A Trip to Saga's Dirty South
Well, Kobe was nice enough, although I don't have much to show for it beyond a sheaf of handouts and a few new elementary school lesson plan ideas. I saw a little bit of the city, but only in the course of heading out to dinner in the evenings — as the guides suggested, it looked like a nice city for living, with a strong nightlife and plenty of nice restaurants to choose from, but didn't as much to offer for the visitor as your Kyoto or Sapporo or what have you.
Far more exciting was the Sunday after I returned, when I took a trip to Kashima City to participate in the 22nd Annual Gatalympics. Kashima sits on the southern coast of Saga-ken, with huge mud flats (Japan's largest) stretching out as the Ariake Sea's tides recede — a product of one of the world's greatest tide differentials, with low tide at about six meters below the high point. Every year they have an annual "Mudflat (gata) Olympics", with locals, exchange students (there were even some Bangladeshi folks studying at Saga University) and a crowd of us ALTs mucking about in all manner of games.

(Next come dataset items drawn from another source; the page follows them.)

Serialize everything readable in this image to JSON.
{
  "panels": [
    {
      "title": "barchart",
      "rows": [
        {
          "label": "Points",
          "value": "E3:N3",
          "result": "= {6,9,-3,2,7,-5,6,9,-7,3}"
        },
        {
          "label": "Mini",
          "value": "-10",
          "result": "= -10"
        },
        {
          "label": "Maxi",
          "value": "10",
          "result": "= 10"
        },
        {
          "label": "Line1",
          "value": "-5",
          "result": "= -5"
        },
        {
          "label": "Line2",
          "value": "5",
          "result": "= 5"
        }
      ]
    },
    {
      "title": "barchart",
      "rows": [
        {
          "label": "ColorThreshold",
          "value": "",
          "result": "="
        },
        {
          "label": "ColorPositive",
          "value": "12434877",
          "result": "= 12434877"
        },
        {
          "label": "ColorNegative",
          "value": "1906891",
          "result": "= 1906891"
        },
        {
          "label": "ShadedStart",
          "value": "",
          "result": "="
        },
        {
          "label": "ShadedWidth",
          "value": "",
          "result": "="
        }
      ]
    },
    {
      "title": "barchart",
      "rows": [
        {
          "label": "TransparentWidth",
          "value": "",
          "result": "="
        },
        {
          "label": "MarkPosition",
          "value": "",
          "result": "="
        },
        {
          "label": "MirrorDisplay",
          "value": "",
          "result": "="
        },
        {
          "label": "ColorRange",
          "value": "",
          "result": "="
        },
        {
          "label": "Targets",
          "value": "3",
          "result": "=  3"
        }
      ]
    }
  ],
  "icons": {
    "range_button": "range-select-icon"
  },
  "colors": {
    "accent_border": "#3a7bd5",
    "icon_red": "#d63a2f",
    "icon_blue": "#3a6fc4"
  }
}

Saga gaijin came out in force, which the crowd of photographers there clearly loved; my event was the "World Cup", where I was roped together with four other JETs as we made a mad lunge to grab a replica of the real deal placed in the middle of an expanse of mud before some forty or so others made it there first. We didn't quite make it, but we had already been playing around in the mud for a good hour or so waiting for the event to start, so no one really cared. I was too covered in mud to go near my camera for most of it, but the whole thing was a filthy blast, and I'm still cleaning the stuff out of my ears.